ロックミュージシャン内田裕也容疑者(71=本名・内田雄也)が、別れを切り出した女性(50)に復縁を迫って脅したほか、女性宅に無断で侵入したとして、警視庁原宿署に強要未遂と住居侵入の疑いで12日に逮捕されていたことが13日、分かった。内田容疑者の逮捕を受けて同日午後、妻で女優の樹木希林(68)が都内の自宅で会見。夫の交際相手を「スチュワーデスさん(キャビンアテンダント)」と明かした。内田容疑者は「脅すつもりはなかった」「部屋に入ったことは間違いない」と容疑を認めている。同容疑者は、今日14日に送検される。

 内田容疑者が逮捕されたのは12日。逮捕容疑は、内田容疑者が4月2日に、交際していた都内の女性会社員宅に「会社に連絡した。内容は『暴力団と交際している。あぶりをやっている』。まだ実名(女性の名前)は言っていない。よく考えて、1週間以内にTelを。今ならまだ間に合う」という内容の手紙を投函(とうかん)したというもの。暴力団や、覚せい剤の吸引法を示す「あぶり」などの言葉を書いて女性を脅したため、警視庁では捜査1課が動いているという。

 さらに同19日、内田容疑者が女性宅に行ったところ、鍵が取り換えられていて入れなかったため、業者を呼んで鍵を無断で取り換えた。帰宅した女性は部屋に入れず、中から内田容疑者が出てきた。警視庁によると、内田容疑者は「手紙を書いたことや、部屋に入ったことは間違いない」と容疑を認めた。「脅すつもりはなかった」などと話しているという。

 2人は09年12月ごろからから交際を始めた。今年に入って女性が別れ話をしたが、内田容疑者は応じなかった。女性は今年3月、原宿署に「暴力を振るわれている」と相談。これまでに、内田容疑者が女性の実家に押し掛けたり、復縁を迫る内容の手紙を数回送り付けたりしたという。

 妻の樹木は都内の自宅で会見。内田容疑者のマネジャーから聞いた話として、事件の背景を説明した。「スチュワーデス(キャビンアテンダント)の女性で、彼女が以前に付き合っていた人に相当貢いでいた。お金を返してくれないと内田に相談したら『どうにかしてやる』と言って、お金を返させた。そこから(交際へ)発展したらしい」。

 内田容疑者は、東日本大震災の発生後、ボランティア活動に積極的だった。募金活動やチャリティーライブのほか、4月6日には宮城県石巻市へ炊き出しに行き、ピザとミネストローネ400食、バナナ690本、みかん690個を提供した。同月中旬にも被災地に赴いた。同14日のイベントでは「清く正しく生きているわけじゃないけど、10%の正義感に突き上げられて行動しています」と話していた。

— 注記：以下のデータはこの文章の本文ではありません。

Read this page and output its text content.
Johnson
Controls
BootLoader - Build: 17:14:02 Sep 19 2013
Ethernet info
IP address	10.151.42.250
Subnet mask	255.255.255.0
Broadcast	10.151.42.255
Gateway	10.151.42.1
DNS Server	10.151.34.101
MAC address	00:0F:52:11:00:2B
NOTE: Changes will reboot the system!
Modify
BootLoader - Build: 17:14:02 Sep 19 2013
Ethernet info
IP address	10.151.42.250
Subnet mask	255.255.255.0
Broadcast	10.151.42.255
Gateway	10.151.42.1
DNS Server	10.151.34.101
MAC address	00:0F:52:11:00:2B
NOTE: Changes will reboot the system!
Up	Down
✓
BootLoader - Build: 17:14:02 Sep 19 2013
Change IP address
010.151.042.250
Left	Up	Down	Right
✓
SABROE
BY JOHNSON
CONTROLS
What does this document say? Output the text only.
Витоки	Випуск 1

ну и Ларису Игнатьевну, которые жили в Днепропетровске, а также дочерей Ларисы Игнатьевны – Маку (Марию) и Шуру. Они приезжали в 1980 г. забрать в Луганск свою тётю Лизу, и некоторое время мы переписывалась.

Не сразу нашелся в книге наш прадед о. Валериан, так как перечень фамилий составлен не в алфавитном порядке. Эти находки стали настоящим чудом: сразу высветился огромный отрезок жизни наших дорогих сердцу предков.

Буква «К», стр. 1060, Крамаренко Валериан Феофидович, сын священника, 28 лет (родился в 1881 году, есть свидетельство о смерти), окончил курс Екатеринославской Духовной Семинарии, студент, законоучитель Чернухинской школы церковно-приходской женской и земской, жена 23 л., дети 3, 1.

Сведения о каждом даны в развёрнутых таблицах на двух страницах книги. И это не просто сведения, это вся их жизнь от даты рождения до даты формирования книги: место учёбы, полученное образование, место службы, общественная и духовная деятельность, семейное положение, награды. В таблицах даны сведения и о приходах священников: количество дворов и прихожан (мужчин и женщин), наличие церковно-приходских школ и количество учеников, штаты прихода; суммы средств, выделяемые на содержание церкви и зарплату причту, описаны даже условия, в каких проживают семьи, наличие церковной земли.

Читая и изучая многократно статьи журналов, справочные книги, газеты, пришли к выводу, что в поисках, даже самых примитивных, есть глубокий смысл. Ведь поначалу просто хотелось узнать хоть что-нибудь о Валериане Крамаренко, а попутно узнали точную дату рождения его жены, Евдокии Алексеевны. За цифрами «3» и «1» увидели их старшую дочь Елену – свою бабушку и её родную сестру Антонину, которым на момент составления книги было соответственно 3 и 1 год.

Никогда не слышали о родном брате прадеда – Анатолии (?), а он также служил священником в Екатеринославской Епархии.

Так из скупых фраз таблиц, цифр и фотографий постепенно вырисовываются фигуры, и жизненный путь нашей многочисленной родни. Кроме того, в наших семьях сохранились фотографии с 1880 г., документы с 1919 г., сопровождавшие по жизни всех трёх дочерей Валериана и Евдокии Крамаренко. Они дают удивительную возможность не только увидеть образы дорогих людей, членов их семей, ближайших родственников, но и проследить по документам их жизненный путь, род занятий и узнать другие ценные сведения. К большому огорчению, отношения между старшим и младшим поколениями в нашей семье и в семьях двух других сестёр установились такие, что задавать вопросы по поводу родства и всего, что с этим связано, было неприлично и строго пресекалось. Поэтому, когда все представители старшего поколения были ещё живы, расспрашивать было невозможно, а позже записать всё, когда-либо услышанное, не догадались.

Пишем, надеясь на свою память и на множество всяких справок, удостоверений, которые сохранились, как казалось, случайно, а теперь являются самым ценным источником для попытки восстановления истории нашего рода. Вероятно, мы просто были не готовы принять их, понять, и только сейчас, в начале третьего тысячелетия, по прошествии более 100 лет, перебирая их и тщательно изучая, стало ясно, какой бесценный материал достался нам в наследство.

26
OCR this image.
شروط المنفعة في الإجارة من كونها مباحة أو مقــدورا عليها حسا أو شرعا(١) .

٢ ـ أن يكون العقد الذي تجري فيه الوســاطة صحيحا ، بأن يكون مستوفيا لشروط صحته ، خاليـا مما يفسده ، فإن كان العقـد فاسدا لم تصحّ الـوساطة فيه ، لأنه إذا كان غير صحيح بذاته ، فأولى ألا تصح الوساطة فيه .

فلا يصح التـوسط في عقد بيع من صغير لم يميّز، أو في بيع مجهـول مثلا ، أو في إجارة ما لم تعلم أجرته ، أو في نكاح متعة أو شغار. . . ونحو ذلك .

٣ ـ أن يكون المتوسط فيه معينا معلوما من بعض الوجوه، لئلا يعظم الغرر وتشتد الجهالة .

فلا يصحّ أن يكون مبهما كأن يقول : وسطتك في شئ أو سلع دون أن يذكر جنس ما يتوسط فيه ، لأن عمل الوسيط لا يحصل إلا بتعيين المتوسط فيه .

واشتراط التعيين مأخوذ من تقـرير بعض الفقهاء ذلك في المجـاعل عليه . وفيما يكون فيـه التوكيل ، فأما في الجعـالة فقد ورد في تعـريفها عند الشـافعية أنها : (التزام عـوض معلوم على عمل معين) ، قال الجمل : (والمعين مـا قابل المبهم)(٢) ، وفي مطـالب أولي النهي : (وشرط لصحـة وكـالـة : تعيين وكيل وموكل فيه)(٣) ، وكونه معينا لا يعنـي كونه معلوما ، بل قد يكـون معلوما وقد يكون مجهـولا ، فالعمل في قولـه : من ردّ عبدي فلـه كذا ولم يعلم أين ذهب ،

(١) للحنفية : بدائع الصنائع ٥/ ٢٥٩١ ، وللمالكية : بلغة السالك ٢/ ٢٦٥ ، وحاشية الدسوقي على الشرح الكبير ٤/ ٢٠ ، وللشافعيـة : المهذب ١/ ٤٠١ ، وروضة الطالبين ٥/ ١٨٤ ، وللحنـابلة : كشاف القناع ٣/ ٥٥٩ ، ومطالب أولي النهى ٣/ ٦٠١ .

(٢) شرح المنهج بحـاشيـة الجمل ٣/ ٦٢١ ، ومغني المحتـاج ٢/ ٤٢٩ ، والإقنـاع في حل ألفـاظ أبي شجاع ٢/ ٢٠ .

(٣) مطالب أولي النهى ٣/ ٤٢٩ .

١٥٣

 内田容疑者は、音楽のほかに映画製作なども手掛けた。最近では、政府の事業仕分け会場に姿を見せ、政治批判を繰り返していた。社会的な矛盾に目を光らせ、声高にメッセージを発信していただけに、説得力を欠く行動だった。内田容疑者の所属事務所は「いずれ会見などで本人の口からお話しさせていただきたいと思います」としている。

 ◆内田裕也(うちだ・ゆうや)本名・内田雄也。1939年(昭14)11月17日、兵庫県生まれ。60年、日劇ウエスタンカーニバルでロック歌手としてデビュー。77年「不連続殺人事件」で映画初主演。86年「コミック雑誌なんかいらない!」で各映画賞の主演男優賞を受賞。92年「エロティックな関係」98年「共犯者」など出演多数。ジョン・レノン、オノ・ヨーコ夫妻らとも親交があった。91年に東京都知事選出馬し、94年にアフガニスタン訪問。夫人は女優樹木希林。1人娘の也哉子さんは95年に俳優本木雅弘と結婚。過去には83年に銃刀法違反の罪で逮捕された経験もある。